When Hans suggests a search party to retrieve Elsa, he offers his men to help – but the audience would not see him instruct them to kill her. Their attempt on her life would come as a surprise, then, but not an unexpected one, as the Duke seems very much like a villainous character. Most likely the viewer will assume he has evil intentions regardless of whether they are shown.

But later, when Elsa is imprisoned by Hans, he would reveal that he had not intended to bring her back alive – he had, in fact, bribed the Duke of Weselton’s men to kill her, thinking to keep his own hands clean and blame it on the Duke.

Around the time of Anna’s return, when Hans announces that she has died after speaking her wedding vows, the Duke, ever looking to his own self-interest, would attempt to broach the subject if trade with Weselton. To his dismay, he would find that Hans intended to favour his own family’s kingdom, and had no interest in the Duke’s offer.

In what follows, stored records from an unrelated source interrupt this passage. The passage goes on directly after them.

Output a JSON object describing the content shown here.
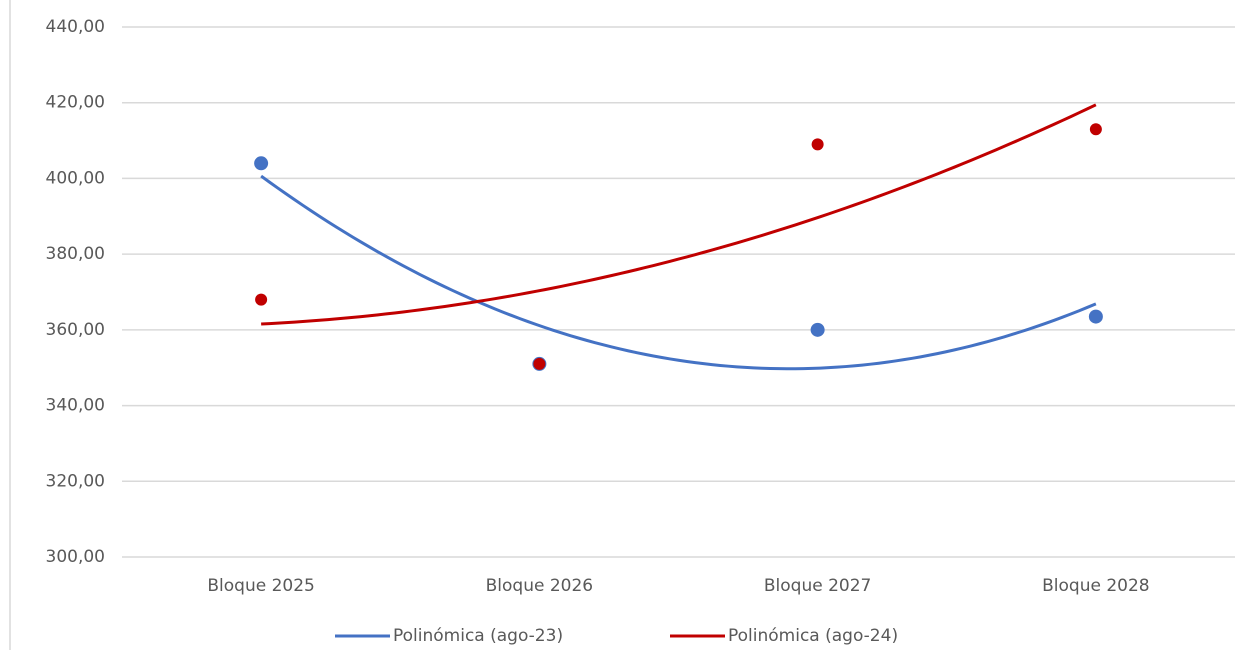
{
  "chart_data": {
    "type": "scatter",
    "categories": [
      "Bloque 2025",
      "Bloque 2026",
      "Bloque 2027",
      "Bloque 2028"
    ],
    "series": [
      {
        "name": "Polinómica (ago-23)",
        "color": "#4472c4",
        "values": [
          404,
          351,
          360,
          363.5
        ]
      },
      {
        "name": "Polinómica (ago-24)",
        "color": "#c00000",
        "values": [
          368,
          351,
          409,
          413
        ]
      }
    ],
    "trendline": {
      "type": "polynomial",
      "order": 2
    },
    "ylim": [
      300,
      440
    ],
    "yticks": [
      {
        "value": 300,
        "label": "300,00"
      },
      {
        "value": 320,
        "label": "320,00"
      },
      {
        "value": 340,
        "label": "340,00"
      },
      {
        "value": 360,
        "label": "360,00"
      },
      {
        "value": 380,
        "label": "380,00"
      },
      {
        "value": 400,
        "label": "400,00"
      },
      {
        "value": 420,
        "label": "420,00"
      },
      {
        "value": 440,
        "label": "440,00"
      }
    ],
    "grid": true,
    "legend": "bottom"
  }
}
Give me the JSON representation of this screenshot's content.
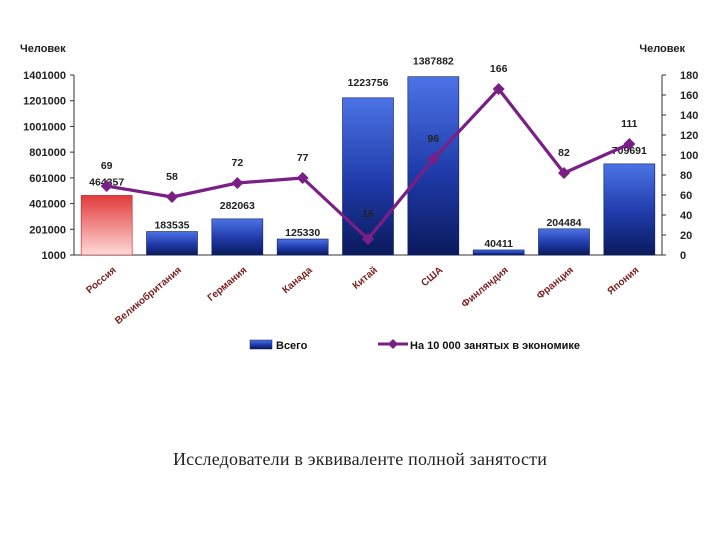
{
  "chart_data": {
    "type": "bar",
    "categories": [
      "Россия",
      "Великобритания",
      "Германия",
      "Канада",
      "Китай",
      "США",
      "Финляндия",
      "Франция",
      "Япония"
    ],
    "series": [
      {
        "name": "Всего",
        "kind": "bar",
        "axis": "left",
        "values": [
          464357,
          183535,
          282063,
          125330,
          1223756,
          1387882,
          40411,
          204484,
          709691
        ],
        "labels": [
          "464357",
          "183535",
          "282063",
          "125330",
          "1223756",
          "1387882",
          "40411",
          "204484",
          "709691"
        ]
      },
      {
        "name": "На 10 000 занятых в экономике",
        "kind": "line",
        "axis": "right",
        "values": [
          69,
          58,
          72,
          77,
          16,
          96,
          166,
          82,
          111
        ],
        "labels": [
          "69",
          "58",
          "72",
          "77",
          "16",
          "96",
          "166",
          "82",
          "111"
        ]
      }
    ],
    "ylabel_left": "Человек",
    "ylabel_right": "Человек",
    "ylim_left": [
      1000,
      1401000
    ],
    "yticks_left": [
      "1401000",
      "1201000",
      "1001000",
      "801000",
      "601000",
      "401000",
      "201000",
      "1000"
    ],
    "ylim_right": [
      0,
      180
    ],
    "yticks_right": [
      "180",
      "160",
      "140",
      "120",
      "100",
      "80",
      "60",
      "40",
      "20",
      "0"
    ],
    "legend": "bottom",
    "grid": false,
    "highlight_category": "Россия",
    "colors": {
      "bar": "#1f3aa8",
      "bar_highlight": "#e23a3a",
      "line": "#7a1f86"
    }
  },
  "caption": "Исследователи в эквиваленте полной занятости"
}
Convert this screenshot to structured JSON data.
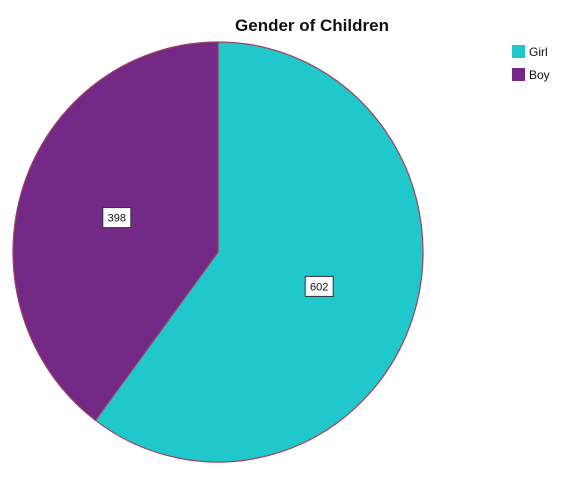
{
  "chart_data": {
    "type": "pie",
    "title": "Gender of Children",
    "categories": [
      "Girl",
      "Boy"
    ],
    "values": [
      602,
      398
    ],
    "colors": [
      "#21c8cb",
      "#722a86"
    ],
    "outline_color": "#a04060",
    "data_labels": [
      "602",
      "398"
    ],
    "legend": {
      "position": "top-right",
      "entries": [
        "Girl",
        "Boy"
      ]
    }
  }
}
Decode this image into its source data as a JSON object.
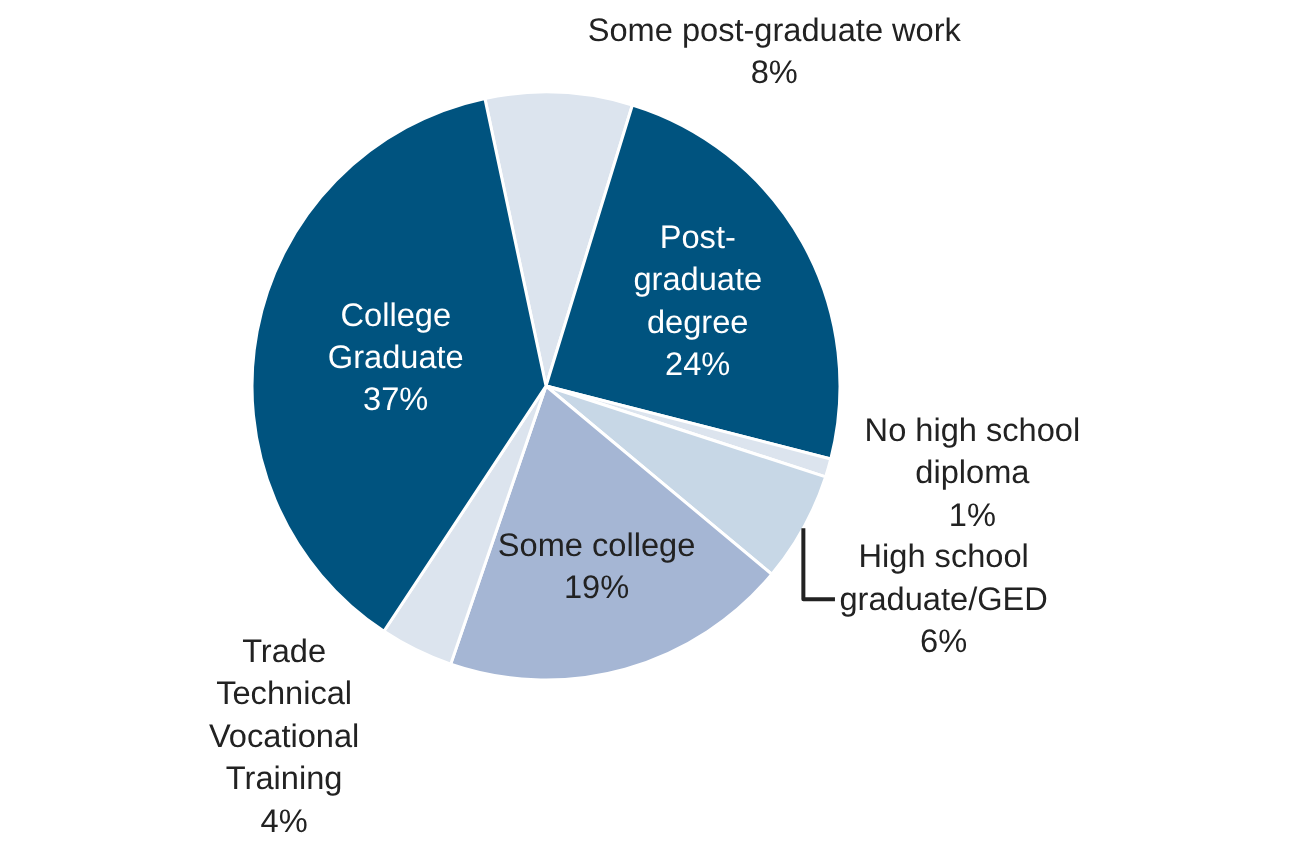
{
  "chart_data": {
    "type": "pie",
    "categories": [
      "Some post-graduate work",
      "Post-\ngraduate\ndegree",
      "No high school\ndiploma",
      "High school\ngraduate/GED",
      "Some college",
      "Trade\nTechnical\nVocational\nTraining",
      "College\nGraduate"
    ],
    "values": [
      8,
      24,
      1,
      6,
      19,
      4,
      37
    ],
    "value_labels": [
      "8%",
      "24%",
      "1%",
      "6%",
      "19%",
      "4%",
      "37%"
    ],
    "colors": [
      "#dce4ee",
      "#00537f",
      "#dce4ee",
      "#c7d7e6",
      "#a5b6d4",
      "#dce4ee",
      "#00537f"
    ],
    "legend": false
  }
}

And thus it is that the Duke, his efforts to gain Hans’ support having been for naught, somehow comes across the room where Anna lies dying. Here, the Duke of Weselton’s true nature is revealed: he is horrified that Hans has left her to die. My Duke is still a weasel of a man, but not a murderer. He is too much a coward to confront the new King and his supporters alone (though he may promise to challenge his rule later, after gathering support), and in any case, Anna asks him to stay with her, believing that she is going to die regardless. So he lights a fire, and tries to comfort her – perhaps he even has daughters of his own, back home – and somehow his words cause her to realise that it is Kristoff she needs to find.

And so the ending proceeds as it did, and the kingdom is saved. And in the end, the Duke of Weselton is granted trade agreements with the kingdom by Queen Elsa (though perhaps not quite so favourable to him as he’d prefer).

The Duke is redeemed while keeping his essential character intact, and with very little difference to the remainder of the story.

And not a single talking snowman was needed.

***

If you’ve read all this, thank you for indulging my nonsense. I’ll just say again that Frozen was great, and I’m not claiming these changes needed to be made. I just thought it was a fun exercise to go through.